Clarkson Biology Chair Michael Twiss states “This is a great program for local students to learn both science and how it applies to protecting the abundant freshwater resources in our region – from mountain streams in the Adirondacks, to wetlands in the valley, to the mighty St. Lawrence and Lake Ontario. I am impressed that these high school students presented their research findings alongside university students at the Research and Projects Showcase, held last summer at Clarkson University - this shows the valuable experience that Dr. White and partners were able to provide these upcoming scientists.”

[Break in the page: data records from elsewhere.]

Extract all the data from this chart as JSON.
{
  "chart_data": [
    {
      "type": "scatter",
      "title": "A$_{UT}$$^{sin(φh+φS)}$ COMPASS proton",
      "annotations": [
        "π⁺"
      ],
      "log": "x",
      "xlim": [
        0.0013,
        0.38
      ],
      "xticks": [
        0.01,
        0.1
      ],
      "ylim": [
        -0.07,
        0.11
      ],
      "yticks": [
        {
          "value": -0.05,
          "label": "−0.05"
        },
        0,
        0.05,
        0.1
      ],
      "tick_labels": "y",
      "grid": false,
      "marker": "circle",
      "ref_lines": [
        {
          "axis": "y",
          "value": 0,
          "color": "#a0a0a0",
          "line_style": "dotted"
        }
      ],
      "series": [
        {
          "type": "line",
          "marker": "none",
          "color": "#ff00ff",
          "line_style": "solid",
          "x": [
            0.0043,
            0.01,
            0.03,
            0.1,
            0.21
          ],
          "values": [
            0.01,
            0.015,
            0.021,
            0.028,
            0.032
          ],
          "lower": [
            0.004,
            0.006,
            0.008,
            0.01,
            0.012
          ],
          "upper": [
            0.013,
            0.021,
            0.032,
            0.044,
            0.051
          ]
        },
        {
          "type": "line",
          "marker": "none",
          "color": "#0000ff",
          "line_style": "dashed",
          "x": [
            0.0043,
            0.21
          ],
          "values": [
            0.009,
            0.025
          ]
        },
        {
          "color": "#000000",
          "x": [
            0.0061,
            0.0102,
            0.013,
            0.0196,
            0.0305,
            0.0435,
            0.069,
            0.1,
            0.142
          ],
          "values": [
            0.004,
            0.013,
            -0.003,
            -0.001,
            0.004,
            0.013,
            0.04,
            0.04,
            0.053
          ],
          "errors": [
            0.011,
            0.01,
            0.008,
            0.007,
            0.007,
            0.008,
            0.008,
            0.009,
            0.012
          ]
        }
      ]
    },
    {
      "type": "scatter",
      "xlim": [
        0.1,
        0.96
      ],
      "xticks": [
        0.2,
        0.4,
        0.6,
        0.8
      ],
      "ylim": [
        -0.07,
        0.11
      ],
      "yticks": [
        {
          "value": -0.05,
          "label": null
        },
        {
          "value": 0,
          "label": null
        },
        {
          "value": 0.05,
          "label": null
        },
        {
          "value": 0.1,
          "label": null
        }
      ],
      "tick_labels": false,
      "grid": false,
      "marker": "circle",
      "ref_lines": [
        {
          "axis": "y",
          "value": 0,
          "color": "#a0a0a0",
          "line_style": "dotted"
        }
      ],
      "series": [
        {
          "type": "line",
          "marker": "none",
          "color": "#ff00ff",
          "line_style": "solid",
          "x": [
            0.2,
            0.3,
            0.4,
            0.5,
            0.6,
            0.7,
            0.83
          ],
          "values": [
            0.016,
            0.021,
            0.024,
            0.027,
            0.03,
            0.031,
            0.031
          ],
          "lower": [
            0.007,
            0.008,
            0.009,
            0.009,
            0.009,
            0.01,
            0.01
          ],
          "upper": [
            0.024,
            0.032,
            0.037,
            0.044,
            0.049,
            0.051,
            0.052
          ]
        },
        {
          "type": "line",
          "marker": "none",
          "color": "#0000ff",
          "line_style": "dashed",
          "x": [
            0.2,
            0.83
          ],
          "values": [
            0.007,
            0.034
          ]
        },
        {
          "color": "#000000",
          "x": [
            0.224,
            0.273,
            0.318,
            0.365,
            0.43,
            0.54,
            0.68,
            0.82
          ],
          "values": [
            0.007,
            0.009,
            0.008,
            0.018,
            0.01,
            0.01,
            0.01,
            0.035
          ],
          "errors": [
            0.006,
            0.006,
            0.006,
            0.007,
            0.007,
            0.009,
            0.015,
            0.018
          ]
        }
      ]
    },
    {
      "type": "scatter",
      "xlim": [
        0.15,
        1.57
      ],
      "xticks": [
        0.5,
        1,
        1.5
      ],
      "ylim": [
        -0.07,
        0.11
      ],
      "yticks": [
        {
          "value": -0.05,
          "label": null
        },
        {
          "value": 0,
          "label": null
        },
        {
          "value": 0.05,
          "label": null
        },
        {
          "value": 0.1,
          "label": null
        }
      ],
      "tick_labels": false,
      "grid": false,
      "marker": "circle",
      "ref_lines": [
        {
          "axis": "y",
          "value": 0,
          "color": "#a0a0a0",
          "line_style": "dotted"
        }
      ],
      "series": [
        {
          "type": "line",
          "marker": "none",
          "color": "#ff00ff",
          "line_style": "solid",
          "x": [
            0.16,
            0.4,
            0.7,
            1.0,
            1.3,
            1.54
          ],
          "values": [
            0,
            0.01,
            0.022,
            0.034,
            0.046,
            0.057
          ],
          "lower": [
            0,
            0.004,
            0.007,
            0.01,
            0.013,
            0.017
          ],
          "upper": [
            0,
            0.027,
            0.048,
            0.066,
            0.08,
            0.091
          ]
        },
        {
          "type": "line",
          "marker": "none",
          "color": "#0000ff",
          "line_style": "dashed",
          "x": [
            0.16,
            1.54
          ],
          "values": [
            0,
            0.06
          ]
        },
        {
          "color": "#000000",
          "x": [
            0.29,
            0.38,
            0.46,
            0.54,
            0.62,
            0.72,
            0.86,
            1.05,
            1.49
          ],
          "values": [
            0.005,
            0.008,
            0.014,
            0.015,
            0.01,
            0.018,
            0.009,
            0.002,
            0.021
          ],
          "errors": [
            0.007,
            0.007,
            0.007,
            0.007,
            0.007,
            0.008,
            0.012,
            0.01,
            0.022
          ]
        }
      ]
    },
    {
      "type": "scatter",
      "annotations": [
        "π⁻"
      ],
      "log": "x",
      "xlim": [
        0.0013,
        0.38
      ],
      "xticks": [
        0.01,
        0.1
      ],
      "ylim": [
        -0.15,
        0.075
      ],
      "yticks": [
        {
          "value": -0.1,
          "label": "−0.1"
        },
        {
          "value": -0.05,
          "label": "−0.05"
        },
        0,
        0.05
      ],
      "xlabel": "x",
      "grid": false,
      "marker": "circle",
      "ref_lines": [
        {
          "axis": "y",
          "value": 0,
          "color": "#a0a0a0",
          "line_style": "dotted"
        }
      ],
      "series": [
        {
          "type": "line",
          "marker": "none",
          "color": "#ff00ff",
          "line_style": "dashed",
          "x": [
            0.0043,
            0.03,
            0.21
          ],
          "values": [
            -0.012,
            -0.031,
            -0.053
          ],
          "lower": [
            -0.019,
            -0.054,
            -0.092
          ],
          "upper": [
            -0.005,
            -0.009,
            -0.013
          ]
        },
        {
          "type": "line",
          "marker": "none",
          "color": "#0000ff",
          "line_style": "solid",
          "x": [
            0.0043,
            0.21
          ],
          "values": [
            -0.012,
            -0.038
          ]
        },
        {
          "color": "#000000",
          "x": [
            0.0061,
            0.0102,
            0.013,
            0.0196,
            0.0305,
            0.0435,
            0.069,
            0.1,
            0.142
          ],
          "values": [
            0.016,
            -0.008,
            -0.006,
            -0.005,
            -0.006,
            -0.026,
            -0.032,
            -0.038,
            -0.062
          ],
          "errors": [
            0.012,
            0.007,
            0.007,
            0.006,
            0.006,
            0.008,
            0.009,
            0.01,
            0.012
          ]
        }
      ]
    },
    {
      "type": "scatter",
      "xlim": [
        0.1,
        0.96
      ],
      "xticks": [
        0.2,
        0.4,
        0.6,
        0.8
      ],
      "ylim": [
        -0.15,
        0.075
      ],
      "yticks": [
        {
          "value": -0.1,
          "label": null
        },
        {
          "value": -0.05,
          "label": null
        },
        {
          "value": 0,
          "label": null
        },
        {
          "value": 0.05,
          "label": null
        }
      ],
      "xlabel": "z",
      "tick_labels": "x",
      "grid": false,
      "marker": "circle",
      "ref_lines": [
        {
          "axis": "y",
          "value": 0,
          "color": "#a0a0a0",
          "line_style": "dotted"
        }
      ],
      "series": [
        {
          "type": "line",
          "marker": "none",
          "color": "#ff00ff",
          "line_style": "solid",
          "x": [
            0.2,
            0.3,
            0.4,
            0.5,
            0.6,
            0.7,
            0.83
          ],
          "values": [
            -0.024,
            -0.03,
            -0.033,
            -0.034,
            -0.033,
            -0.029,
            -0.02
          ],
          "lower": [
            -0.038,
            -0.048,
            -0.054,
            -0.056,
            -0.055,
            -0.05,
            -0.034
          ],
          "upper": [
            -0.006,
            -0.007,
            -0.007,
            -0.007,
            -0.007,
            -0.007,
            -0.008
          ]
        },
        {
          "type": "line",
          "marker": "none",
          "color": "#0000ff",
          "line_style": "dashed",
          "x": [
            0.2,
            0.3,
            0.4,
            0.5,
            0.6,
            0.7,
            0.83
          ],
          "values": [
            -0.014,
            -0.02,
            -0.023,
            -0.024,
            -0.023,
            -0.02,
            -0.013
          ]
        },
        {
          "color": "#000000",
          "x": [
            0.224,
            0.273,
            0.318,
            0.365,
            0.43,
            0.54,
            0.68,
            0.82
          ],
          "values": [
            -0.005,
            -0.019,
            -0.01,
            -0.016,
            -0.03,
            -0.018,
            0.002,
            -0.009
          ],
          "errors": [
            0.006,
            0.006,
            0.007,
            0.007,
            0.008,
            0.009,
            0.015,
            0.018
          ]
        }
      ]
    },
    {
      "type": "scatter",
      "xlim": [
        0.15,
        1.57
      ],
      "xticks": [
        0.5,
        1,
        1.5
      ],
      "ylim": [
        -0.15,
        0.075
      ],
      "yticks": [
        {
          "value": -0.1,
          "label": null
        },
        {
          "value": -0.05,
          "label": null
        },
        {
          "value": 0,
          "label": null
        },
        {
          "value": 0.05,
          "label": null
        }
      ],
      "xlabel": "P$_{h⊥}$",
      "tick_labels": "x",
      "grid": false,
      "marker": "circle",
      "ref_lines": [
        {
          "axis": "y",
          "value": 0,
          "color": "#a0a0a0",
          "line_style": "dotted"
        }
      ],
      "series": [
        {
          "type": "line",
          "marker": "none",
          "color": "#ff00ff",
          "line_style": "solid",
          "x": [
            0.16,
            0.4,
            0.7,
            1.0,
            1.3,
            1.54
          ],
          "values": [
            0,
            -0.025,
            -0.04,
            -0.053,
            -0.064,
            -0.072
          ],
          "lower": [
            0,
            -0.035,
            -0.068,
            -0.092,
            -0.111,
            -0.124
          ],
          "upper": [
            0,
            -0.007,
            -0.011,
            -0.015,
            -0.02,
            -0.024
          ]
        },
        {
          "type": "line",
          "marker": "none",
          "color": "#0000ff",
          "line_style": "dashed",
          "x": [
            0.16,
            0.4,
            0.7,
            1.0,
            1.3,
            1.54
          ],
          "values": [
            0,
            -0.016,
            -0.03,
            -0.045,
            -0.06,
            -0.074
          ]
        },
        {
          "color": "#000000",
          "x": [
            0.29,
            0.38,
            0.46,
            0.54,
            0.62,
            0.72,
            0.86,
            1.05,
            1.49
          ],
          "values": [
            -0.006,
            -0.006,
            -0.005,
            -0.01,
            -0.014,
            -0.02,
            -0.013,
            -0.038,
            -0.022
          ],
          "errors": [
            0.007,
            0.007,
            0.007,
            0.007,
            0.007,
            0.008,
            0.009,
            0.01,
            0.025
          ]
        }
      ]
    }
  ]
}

The project is in collaboration with Clarkson University faculty Michael Twiss (Professor and Chair of Biology), Kathleen Kavanagh (Professor of Mathematics and Director of the STEM Education Institute), Lisa Legault (Associate Professor of Psychology), Indian River teacher Andrea Inserra, and the Indian River Lakes Conservancy. Other Clarkson undergraduate mentors include Noah Bohl (Environmental Science and Policy), Nathalie Barrios (Psychology), and Nicolas Bos-Ladd (Data Science).The team is working to expand Project WHIRL to 5 more high-need schools throughout counties bordering the St. Lawrence River and its tributaries. Work from Project WHIRL was published in the SIAM news.